According to the plan, the vote would let Palestinians choose delegates for peace talks. Husseini, while not rejecting the proposal outright, said that it must be approved by the PLO. Any vote, he added, must be preceded by an Israeli pullout from the West Bank and Gaza.

Advertisement

Some Took the Risk

In the past, the rare contacts between Israelis and Palestinians took place abroad. Although it is illegal for Israelis to meet with the PLO, some adventuresome Israelis defied the ban, risking a jail sentence and charges of betrayal. Legislators are immune from the prohibition.

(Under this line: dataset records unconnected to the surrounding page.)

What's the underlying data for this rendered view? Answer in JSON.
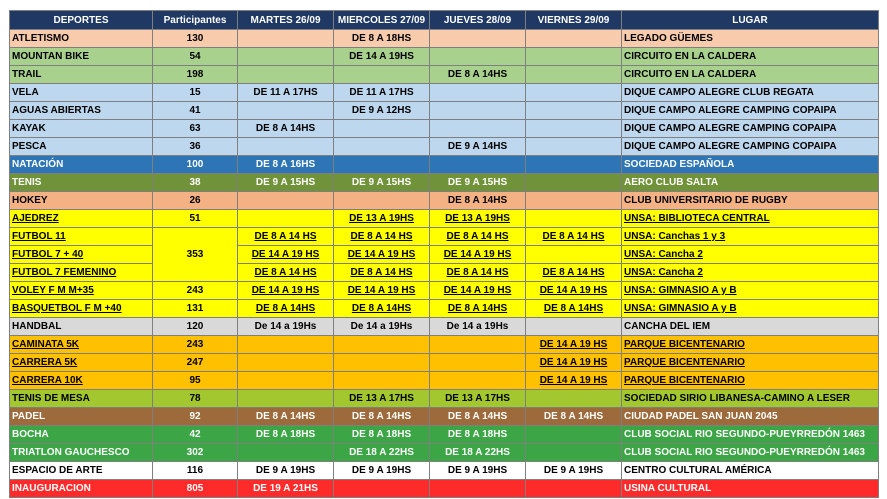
{
  "headers": [
    "DEPORTES",
    "Participantes",
    "MARTES 26/09",
    "MIERCOLES 27/09",
    "JUEVES 28/09",
    "VIERNES 29/09",
    "LUGAR"
  ],
  "colors": {
    "header": "#1f3864",
    "pink": "#f8cbad",
    "green_light": "#a9d18e",
    "blue_light": "#bdd7ee",
    "blue_dark": "#2e75b6",
    "olive": "#70933a",
    "orange_light": "#f4b183",
    "yellow": "#ffff00",
    "gray": "#d9d9d9",
    "orange": "#ffc000",
    "yellow_green": "#a3c72e",
    "brown": "#9c6a3b",
    "green": "#3ca546",
    "white": "#ffffff",
    "red": "#ff2a2a"
  },
  "rows": [
    {
      "deporte": "ATLETISMO",
      "participantes": "130",
      "martes": "",
      "miercoles": "DE 8 A 18HS",
      "jueves": "",
      "viernes": "",
      "lugar": "LEGADO GÜEMES",
      "bg": "#f8cbad",
      "fg": "#000000",
      "underline": false
    },
    {
      "deporte": "MOUNTAN BIKE",
      "participantes": "54",
      "martes": "",
      "miercoles": "DE 14 A 19HS",
      "jueves": "",
      "viernes": "",
      "lugar": "CIRCUITO EN LA CALDERA",
      "bg": "#a9d18e",
      "fg": "#000000",
      "underline": false
    },
    {
      "deporte": "TRAIL",
      "participantes": "198",
      "martes": "",
      "miercoles": "",
      "jueves": "DE 8 A 14HS",
      "viernes": "",
      "lugar": "CIRCUITO EN LA CALDERA",
      "bg": "#a9d18e",
      "fg": "#000000",
      "underline": false
    },
    {
      "deporte": "VELA",
      "participantes": "15",
      "martes": "DE 11 A 17HS",
      "miercoles": "DE 11 A 17HS",
      "jueves": "",
      "viernes": "",
      "lugar": "DIQUE CAMPO ALEGRE CLUB REGATA",
      "bg": "#bdd7ee",
      "fg": "#000000",
      "underline": false
    },
    {
      "deporte": "AGUAS ABIERTAS",
      "participantes": "41",
      "martes": "",
      "miercoles": "DE 9 A 12HS",
      "jueves": "",
      "viernes": "",
      "lugar": "DIQUE CAMPO ALEGRE CAMPING COPAIPA",
      "bg": "#bdd7ee",
      "fg": "#000000",
      "underline": false
    },
    {
      "deporte": "KAYAK",
      "participantes": "63",
      "martes": "DE 8 A 14HS",
      "miercoles": "",
      "jueves": "",
      "viernes": "",
      "lugar": "DIQUE CAMPO ALEGRE CAMPING COPAIPA",
      "bg": "#bdd7ee",
      "fg": "#000000",
      "underline": false
    },
    {
      "deporte": "PESCA",
      "participantes": "36",
      "martes": "",
      "miercoles": "",
      "jueves": "DE 9 A 14HS",
      "viernes": "",
      "lugar": "DIQUE CAMPO ALEGRE CAMPING COPAIPA",
      "bg": "#bdd7ee",
      "fg": "#000000",
      "underline": false
    },
    {
      "deporte": "NATACIÓN",
      "participantes": "100",
      "martes": "DE 8 A 16HS",
      "miercoles": "",
      "jueves": "",
      "viernes": "",
      "lugar": "SOCIEDAD ESPAÑOLA",
      "bg": "#2e75b6",
      "fg": "#ffffff",
      "underline": false
    },
    {
      "deporte": "TENIS",
      "participantes": "38",
      "martes": "DE 9 A 15HS",
      "miercoles": "DE 9 A 15HS",
      "jueves": "DE 9 A 15HS",
      "viernes": "",
      "lugar": "AERO CLUB SALTA",
      "bg": "#70933a",
      "fg": "#ffffff",
      "underline": false
    },
    {
      "deporte": "HOKEY",
      "participantes": "26",
      "martes": "",
      "miercoles": "",
      "jueves": "DE 8 A 14HS",
      "viernes": "",
      "lugar": "CLUB UNIVERSITARIO DE RUGBY",
      "bg": "#f4b183",
      "fg": "#000000",
      "underline": false
    },
    {
      "deporte": "AJEDREZ",
      "participantes": "51",
      "martes": "",
      "miercoles": "DE 13 A 19HS",
      "jueves": "DE 13 A 19HS",
      "viernes": "",
      "lugar": "UNSA: BIBLIOTECA CENTRAL",
      "bg": "#ffff00",
      "fg": "#000000",
      "underline": true
    },
    {
      "deporte": "FUTBOL 11",
      "participantes": "",
      "martes": "DE 8 A 14 HS",
      "miercoles": "DE 8 A 14 HS",
      "jueves": "DE 8 A 14 HS",
      "viernes": "DE 8 A 14 HS",
      "lugar": "UNSA: Canchas 1 y 3",
      "bg": "#ffff00",
      "fg": "#000000",
      "underline": true
    },
    {
      "deporte": "FUTBOL 7 + 40",
      "participantes": "353",
      "martes": "DE 14 A 19 HS",
      "miercoles": "DE 14 A 19 HS",
      "jueves": "DE 14 A 19 HS",
      "viernes": "",
      "lugar": "UNSA: Cancha 2",
      "bg": "#ffff00",
      "fg": "#000000",
      "underline": true
    },
    {
      "deporte": "FUTBOL 7 FEMENINO",
      "participantes": "",
      "martes": "DE 8 A 14 HS",
      "miercoles": "DE 8 A 14 HS",
      "jueves": "DE 8 A 14 HS",
      "viernes": "DE 8 A 14 HS",
      "lugar": "UNSA: Cancha 2",
      "bg": "#ffff00",
      "fg": "#000000",
      "underline": true
    },
    {
      "deporte": "VOLEY  F M M+35",
      "participantes": "243",
      "martes": "DE 14 A 19 HS",
      "miercoles": "DE 14 A 19 HS",
      "jueves": "DE 14 A 19 HS",
      "viernes": "DE 14 A 19 HS",
      "lugar": "UNSA: GIMNASIO A y B",
      "bg": "#ffff00",
      "fg": "#000000",
      "underline": true
    },
    {
      "deporte": "BASQUETBOL F M +40",
      "participantes": "131",
      "martes": "DE 8 A 14HS",
      "miercoles": "DE 8 A 14HS",
      "jueves": "DE 8 A 14HS",
      "viernes": "DE 8 A 14HS",
      "lugar": "UNSA: GIMNASIO A y B",
      "bg": "#ffff00",
      "fg": "#000000",
      "underline": true
    },
    {
      "deporte": "HANDBAL",
      "participantes": "120",
      "martes": "De 14 a 19Hs",
      "miercoles": "De 14 a 19Hs",
      "jueves": "De 14 a 19Hs",
      "viernes": "",
      "lugar": "CANCHA DEL IEM",
      "bg": "#d9d9d9",
      "fg": "#000000",
      "underline": false
    },
    {
      "deporte": "CAMINATA 5K",
      "participantes": "243",
      "martes": "",
      "miercoles": "",
      "jueves": "",
      "viernes": "DE 14 A 19 HS",
      "lugar": "PARQUE BICENTENARIO",
      "bg": "#ffc000",
      "fg": "#000000",
      "underline": true
    },
    {
      "deporte": "CARRERA 5K",
      "participantes": "247",
      "martes": "",
      "miercoles": "",
      "jueves": "",
      "viernes": "DE 14 A 19 HS",
      "lugar": "PARQUE BICENTENARIO",
      "bg": "#ffc000",
      "fg": "#000000",
      "underline": true
    },
    {
      "deporte": "CARRERA 10K",
      "participantes": "95",
      "martes": "",
      "miercoles": "",
      "jueves": "",
      "viernes": "DE 14 A 19 HS",
      "lugar": "PARQUE BICENTENARIO",
      "bg": "#ffc000",
      "fg": "#000000",
      "underline": true
    },
    {
      "deporte": "TENIS DE MESA",
      "participantes": "78",
      "martes": "",
      "miercoles": "DE 13 A 17HS",
      "jueves": "DE 13 A 17HS",
      "viernes": "",
      "lugar": "SOCIEDAD SIRIO LIBANESA-CAMINO A LESER",
      "bg": "#a3c72e",
      "fg": "#000000",
      "underline": false
    },
    {
      "deporte": "PADEL",
      "participantes": "92",
      "martes": "DE 8 A 14HS",
      "miercoles": "DE 8 A 14HS",
      "jueves": "DE 8 A 14HS",
      "viernes": "DE 8 A 14HS",
      "lugar": "CIUDAD PADEL  SAN JUAN 2045",
      "bg": "#9c6a3b",
      "fg": "#ffffff",
      "underline": false
    },
    {
      "deporte": "BOCHA",
      "participantes": "42",
      "martes": "DE 8 A 18HS",
      "miercoles": "DE 8 A 18HS",
      "jueves": "DE 8 A 18HS",
      "viernes": "",
      "lugar": "CLUB SOCIAL RIO SEGUNDO-PUEYRREDÓN 1463",
      "bg": "#3ca546",
      "fg": "#ffffff",
      "underline": false
    },
    {
      "deporte": "TRIATLON GAUCHESCO",
      "participantes": "302",
      "martes": "",
      "miercoles": "DE 18 A 22HS",
      "jueves": "DE 18 A 22HS",
      "viernes": "",
      "lugar": "CLUB SOCIAL RIO SEGUNDO-PUEYRREDÓN 1463",
      "bg": "#3ca546",
      "fg": "#ffffff",
      "underline": false
    },
    {
      "deporte": "ESPACIO DE ARTE",
      "participantes": "116",
      "martes": "DE 9 A 19HS",
      "miercoles": "DE 9 A 19HS",
      "jueves": "DE 9 A 19HS",
      "viernes": "DE 9 A 19HS",
      "lugar": "CENTRO CULTURAL AMÉRICA",
      "bg": "#ffffff",
      "fg": "#000000",
      "underline": false
    },
    {
      "deporte": "INAUGURACION",
      "participantes": "805",
      "martes": "DE 19 A 21HS",
      "miercoles": "",
      "jueves": "",
      "viernes": "",
      "lugar": "USINA CULTURAL",
      "bg": "#ff2a2a",
      "fg": "#ffffff",
      "underline": false
    }
  ]
}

Recently, a group of Israelis met with PLO officials during a conference in Amsterdam. Among the Israelis present was Abba Eban, formerly Israel’s ambassador to the United Nations and a well-known diplomat.

His meeting with PLO members angered hard-liners in the government, notably in the Foreign Ministry, which is headed by Likud official Moshe Arens. Arens’ deputy, Binyamin Netanyahu, ordered Israel’s ambassador in Amsterdam to refuse to host a dinner for Eban while he was in the Netherlands. A spokesman said the snub was ordered because Eban ignored the ministry’s advice not to meet with the Palestinians.